US National Security Advisor HR McMaster (left) meets with KRSC Chancellor Masrour Barzani (center), KRG Representative to the US Bayan Sami Abdul Rahman and Fuad Hussein, the chief of staff to the Kurdish president. Photo: KRG-US
WASHINGTON, D.C. — After meeting with top US officials in Washington including National Security Advisor H.R. McMaster and Senior Advisor to the President Jared Kushner, Kurdistan Region Security Council Chancellor (KRSC) Masrour Barzani talked about Erbil’s vision and roadmap to promote stability in the region.
"We are very encouraged by our friendship and the encouraging words that we heard from Americans about our relationship with the United States and our region,” Barzani said while speaking at the Heritage Foundation, a DC-based conservative think tank.
"We do have a vision. We do have a roadmap. And we are willing to share those views with Baghdad and all the neighboring countries about what needs to be done to make sure that we will have a sustainable solution for peace and stability in our region,” he added.
The Kurdish delegation including Fuad Hussein, the chief of staff to the Kurdish president, and the Kurdistan Regional Government’s (KRG) Representative to the US Bayan Sami Abdul Rahman, expressed that they are grateful for contributions in the fight against ISIS and want to work towards a common understanding between Erbil and Washington.
"All the contribution that comes from the outside has to be synchronized and go hand-in-hand with the expectations and the solution that the people of the region themselves want," Barzani said after thanking European and anti-ISIS Coalition nations for their recent support while referencing "past mistakes of 100 years ago."
"We have exchanged our views with the officials here. We have already talked about our expectations and what we think would be a sustainable solution for the region especially in Iraq. With a common understanding we can secure a better future for all of us,” Barzani added.
A referendum on independence is being undertaken this year so people in the Kurdistan Region can express their own desires to the government.

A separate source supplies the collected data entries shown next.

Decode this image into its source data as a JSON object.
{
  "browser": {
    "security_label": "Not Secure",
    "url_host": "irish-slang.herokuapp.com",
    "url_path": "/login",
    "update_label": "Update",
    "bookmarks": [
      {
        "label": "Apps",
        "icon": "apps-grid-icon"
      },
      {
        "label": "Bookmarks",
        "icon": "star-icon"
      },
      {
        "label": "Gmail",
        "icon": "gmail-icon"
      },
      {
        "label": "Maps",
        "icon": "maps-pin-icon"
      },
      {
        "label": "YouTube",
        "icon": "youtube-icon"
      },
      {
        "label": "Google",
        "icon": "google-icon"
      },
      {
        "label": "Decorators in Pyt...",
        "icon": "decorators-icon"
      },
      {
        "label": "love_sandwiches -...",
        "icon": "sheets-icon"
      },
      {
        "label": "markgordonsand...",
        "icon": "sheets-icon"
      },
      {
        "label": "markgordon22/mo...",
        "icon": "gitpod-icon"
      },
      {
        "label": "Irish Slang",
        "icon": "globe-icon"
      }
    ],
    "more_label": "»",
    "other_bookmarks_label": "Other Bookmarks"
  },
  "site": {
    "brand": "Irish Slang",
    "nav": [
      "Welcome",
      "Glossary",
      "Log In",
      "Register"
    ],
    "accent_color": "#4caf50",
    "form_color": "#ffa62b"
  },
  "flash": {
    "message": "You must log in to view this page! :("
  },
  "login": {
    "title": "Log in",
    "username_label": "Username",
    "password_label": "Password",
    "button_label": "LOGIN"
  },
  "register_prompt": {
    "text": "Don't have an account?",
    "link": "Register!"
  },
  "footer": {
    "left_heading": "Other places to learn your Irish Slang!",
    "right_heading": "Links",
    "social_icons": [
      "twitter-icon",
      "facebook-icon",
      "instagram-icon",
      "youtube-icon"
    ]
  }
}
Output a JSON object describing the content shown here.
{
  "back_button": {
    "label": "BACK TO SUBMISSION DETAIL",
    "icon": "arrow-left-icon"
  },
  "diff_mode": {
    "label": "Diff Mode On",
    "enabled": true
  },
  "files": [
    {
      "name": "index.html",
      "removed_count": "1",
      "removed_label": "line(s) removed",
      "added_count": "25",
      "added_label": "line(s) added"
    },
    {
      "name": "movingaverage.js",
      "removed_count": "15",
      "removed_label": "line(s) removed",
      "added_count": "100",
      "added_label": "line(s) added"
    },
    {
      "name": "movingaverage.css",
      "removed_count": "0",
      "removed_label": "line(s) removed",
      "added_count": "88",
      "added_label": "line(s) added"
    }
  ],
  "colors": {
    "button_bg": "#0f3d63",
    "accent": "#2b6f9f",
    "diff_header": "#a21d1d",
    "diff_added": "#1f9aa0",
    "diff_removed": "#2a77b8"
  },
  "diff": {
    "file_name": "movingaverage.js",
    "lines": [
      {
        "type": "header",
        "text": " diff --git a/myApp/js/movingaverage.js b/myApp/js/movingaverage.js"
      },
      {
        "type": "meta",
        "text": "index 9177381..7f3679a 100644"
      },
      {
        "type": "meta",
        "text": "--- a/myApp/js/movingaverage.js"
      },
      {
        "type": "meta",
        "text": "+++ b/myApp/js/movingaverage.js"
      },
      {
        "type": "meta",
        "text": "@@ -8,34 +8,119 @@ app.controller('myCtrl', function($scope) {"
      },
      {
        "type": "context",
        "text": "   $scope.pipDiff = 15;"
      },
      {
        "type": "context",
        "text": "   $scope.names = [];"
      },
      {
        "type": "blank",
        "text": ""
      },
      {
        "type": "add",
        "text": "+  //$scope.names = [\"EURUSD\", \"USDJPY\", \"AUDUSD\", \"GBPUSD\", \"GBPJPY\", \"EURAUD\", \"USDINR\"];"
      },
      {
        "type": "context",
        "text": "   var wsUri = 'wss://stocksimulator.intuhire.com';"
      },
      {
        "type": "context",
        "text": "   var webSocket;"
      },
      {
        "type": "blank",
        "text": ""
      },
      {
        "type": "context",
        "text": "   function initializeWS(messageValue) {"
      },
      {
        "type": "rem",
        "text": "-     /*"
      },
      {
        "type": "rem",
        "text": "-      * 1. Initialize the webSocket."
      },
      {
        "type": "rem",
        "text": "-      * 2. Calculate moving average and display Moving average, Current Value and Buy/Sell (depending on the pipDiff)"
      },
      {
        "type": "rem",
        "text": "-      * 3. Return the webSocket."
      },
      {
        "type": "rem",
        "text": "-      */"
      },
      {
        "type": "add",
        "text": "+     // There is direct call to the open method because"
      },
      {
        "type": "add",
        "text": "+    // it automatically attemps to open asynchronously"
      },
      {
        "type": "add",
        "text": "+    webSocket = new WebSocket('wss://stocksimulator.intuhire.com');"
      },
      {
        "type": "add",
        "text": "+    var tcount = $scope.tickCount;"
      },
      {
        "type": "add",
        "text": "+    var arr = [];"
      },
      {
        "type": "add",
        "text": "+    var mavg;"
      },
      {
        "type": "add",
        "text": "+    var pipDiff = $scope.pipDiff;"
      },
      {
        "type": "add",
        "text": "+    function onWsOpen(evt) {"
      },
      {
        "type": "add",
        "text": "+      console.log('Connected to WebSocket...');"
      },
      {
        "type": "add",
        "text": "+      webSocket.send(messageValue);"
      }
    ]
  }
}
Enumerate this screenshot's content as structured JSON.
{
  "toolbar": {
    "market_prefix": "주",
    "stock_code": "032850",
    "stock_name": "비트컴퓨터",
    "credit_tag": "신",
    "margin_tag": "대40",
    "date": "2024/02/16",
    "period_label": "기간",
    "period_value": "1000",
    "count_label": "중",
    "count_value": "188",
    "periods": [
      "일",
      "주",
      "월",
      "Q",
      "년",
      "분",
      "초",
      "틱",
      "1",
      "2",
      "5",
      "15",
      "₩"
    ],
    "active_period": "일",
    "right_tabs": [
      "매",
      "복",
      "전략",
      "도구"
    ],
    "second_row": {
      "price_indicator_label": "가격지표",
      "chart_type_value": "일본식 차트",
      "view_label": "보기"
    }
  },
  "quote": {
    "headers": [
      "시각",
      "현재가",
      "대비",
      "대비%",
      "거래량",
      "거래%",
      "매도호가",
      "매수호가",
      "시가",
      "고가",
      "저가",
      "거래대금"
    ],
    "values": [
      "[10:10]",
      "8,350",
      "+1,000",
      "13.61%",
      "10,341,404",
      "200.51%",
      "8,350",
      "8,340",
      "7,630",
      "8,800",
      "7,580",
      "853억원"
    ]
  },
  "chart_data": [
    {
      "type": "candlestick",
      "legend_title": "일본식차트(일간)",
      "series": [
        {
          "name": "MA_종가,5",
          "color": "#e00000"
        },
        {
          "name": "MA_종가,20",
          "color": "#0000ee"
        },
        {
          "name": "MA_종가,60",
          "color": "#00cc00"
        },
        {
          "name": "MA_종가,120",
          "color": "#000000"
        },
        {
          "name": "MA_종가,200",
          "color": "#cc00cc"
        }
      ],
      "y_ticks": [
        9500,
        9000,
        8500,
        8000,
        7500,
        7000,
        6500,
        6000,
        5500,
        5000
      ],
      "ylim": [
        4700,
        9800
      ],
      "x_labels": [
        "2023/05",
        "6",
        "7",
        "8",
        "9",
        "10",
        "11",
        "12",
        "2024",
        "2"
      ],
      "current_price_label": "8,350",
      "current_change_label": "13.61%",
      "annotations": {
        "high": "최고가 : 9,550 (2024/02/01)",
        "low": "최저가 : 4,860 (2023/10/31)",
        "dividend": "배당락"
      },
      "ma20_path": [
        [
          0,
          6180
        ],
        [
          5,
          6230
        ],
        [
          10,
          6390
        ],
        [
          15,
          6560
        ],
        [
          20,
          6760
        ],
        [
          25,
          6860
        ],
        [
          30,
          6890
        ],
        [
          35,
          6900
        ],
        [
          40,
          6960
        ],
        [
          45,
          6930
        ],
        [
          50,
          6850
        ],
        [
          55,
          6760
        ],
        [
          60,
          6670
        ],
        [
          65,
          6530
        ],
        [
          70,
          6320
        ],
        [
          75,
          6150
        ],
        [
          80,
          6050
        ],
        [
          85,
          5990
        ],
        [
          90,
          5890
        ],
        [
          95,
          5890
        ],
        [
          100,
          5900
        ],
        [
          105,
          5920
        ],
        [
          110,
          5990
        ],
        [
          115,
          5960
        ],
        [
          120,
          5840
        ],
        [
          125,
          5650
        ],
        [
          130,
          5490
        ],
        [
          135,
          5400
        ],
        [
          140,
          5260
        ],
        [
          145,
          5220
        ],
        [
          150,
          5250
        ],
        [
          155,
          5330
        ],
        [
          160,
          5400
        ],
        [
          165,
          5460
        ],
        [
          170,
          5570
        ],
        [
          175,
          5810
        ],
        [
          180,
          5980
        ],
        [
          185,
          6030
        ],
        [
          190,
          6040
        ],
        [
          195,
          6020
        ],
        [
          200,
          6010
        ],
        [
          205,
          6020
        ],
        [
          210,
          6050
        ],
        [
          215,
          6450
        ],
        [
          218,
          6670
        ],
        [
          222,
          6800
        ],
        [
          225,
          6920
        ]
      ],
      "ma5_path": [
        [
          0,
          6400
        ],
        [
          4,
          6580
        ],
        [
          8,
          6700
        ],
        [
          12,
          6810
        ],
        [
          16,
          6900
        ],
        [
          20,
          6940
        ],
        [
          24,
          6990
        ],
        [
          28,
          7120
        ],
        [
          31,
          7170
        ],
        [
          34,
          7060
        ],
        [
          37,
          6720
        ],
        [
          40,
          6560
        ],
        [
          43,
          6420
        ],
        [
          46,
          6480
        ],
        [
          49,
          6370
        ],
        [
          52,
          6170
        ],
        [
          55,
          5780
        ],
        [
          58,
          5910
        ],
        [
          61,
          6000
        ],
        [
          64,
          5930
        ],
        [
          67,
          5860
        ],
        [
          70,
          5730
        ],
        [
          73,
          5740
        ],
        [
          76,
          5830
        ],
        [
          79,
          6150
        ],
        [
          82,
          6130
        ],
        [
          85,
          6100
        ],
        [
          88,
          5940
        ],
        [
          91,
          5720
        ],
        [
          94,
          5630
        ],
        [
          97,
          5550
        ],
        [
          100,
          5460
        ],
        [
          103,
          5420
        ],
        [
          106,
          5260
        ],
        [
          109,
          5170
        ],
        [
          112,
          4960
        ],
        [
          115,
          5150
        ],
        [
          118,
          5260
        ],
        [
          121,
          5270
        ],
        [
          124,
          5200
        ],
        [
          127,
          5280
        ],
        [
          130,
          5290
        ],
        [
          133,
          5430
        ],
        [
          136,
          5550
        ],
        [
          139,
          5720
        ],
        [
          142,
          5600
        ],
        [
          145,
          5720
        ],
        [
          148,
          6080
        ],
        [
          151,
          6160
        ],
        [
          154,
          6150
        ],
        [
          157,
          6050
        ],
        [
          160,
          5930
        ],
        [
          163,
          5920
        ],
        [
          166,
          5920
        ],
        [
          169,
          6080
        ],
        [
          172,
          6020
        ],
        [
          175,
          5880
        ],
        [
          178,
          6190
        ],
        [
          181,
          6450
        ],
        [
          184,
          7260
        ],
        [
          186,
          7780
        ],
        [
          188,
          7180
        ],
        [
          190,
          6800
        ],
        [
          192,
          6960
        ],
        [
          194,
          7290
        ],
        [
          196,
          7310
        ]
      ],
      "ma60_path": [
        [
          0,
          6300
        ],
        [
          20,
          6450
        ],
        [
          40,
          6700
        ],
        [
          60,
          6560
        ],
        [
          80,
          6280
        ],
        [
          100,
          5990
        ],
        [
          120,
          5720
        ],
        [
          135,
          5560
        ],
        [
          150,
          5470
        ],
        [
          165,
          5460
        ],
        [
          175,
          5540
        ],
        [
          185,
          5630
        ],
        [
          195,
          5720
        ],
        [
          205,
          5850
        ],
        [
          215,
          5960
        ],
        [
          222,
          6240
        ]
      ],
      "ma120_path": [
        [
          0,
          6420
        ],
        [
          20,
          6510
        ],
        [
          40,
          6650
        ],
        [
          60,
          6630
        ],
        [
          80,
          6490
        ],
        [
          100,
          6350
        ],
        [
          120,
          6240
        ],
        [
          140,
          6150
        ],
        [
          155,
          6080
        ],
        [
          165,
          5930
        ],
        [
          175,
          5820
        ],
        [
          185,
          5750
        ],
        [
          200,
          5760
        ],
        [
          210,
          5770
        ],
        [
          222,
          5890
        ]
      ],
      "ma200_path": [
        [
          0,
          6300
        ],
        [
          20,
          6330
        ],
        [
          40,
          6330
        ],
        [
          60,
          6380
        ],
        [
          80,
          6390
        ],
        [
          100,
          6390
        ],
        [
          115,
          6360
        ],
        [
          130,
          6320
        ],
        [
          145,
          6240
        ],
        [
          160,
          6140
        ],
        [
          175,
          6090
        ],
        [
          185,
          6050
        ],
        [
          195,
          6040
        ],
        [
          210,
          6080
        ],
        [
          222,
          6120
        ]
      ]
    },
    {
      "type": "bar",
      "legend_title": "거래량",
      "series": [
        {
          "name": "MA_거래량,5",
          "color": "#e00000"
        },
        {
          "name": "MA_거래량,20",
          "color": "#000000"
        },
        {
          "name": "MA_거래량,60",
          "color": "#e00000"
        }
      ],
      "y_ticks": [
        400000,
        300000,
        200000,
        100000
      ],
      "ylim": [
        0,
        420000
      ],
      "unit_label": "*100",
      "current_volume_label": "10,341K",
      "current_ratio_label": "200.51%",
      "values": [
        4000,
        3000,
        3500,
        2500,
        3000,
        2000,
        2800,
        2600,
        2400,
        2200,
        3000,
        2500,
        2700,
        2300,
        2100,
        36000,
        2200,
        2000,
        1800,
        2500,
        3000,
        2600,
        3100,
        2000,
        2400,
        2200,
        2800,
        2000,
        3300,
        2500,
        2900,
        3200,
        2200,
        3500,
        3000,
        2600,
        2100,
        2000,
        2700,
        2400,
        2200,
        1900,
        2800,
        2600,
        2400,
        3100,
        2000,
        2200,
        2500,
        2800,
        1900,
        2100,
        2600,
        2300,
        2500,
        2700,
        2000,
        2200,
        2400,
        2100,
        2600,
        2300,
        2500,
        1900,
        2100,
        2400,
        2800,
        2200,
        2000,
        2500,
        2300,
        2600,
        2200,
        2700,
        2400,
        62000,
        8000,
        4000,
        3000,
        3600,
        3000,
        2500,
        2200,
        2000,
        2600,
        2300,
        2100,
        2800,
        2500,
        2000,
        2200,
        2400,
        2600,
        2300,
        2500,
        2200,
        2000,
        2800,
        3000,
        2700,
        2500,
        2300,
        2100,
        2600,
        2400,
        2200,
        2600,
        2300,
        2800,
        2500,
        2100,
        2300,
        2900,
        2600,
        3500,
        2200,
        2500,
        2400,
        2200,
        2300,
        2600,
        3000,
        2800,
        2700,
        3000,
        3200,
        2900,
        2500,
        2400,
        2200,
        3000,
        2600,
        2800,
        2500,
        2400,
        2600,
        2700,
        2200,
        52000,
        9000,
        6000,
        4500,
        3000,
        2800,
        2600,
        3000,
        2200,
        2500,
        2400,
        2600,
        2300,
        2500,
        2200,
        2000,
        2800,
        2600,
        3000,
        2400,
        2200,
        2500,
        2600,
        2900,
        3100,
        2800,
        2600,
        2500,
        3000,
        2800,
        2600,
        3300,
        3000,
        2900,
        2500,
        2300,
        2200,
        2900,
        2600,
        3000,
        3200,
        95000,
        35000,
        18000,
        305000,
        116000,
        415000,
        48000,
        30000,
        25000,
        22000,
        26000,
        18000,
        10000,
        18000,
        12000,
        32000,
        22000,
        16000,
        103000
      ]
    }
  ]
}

“We need to know what the Kurdish people say and the people of Kurdistan. For that reason we have to and we have decided to have a referendum. We need to ask our people how they envision their future relationship with Baghdad,” Barzani said.
Barzani was asked about a reported new status of forces agreement between Washington and Baghdad, and also the openness of the Kurdistan Region for a US air base.
"We as the Kurds have always been in favor of having the American troops in our country,” he said. "I wouldn't say that we offer any alternatives [to Incirlik] but we have certainly offered our willingness to cooperate with the United States and if they're willing to use the facilities that exist in Kurdistan, we have already welcomed that.
Barzani cited the few number of terrorist attacks in the Kurdistan Region as compared to Iraq.
"If you look at Kurdistan it's an oasis of stability in a sea of war and problems and challenges,” he said.
In addition to McMaster and Kushner, the US group included Assistant to the President for Homeland Security and Counter-Terrorism Tom Bossert, and other National Security Council staff.
The Kurdish delegation will meet other US officials from the defense and state departments this week. It's the highest-level delegation that Erbil has sent to Washington since Donald Trump was inaugurated as president in January. Barzani also headed a delegation in December 2016.
"We are very encouraged by having many friends in this administration as well. We understand that they are still listening to many different sides and they are trying to make up their mind about their policy,” Barzani said. “But we are pleased with the discussions we've had ...
“We always have high expectations from the United States especially after all the sacrifices that our people and our Peshmerga have done and all the blood we've shed together. We hope the Peshmerga and the Kurdish people will be rewarded for their sacrifice.”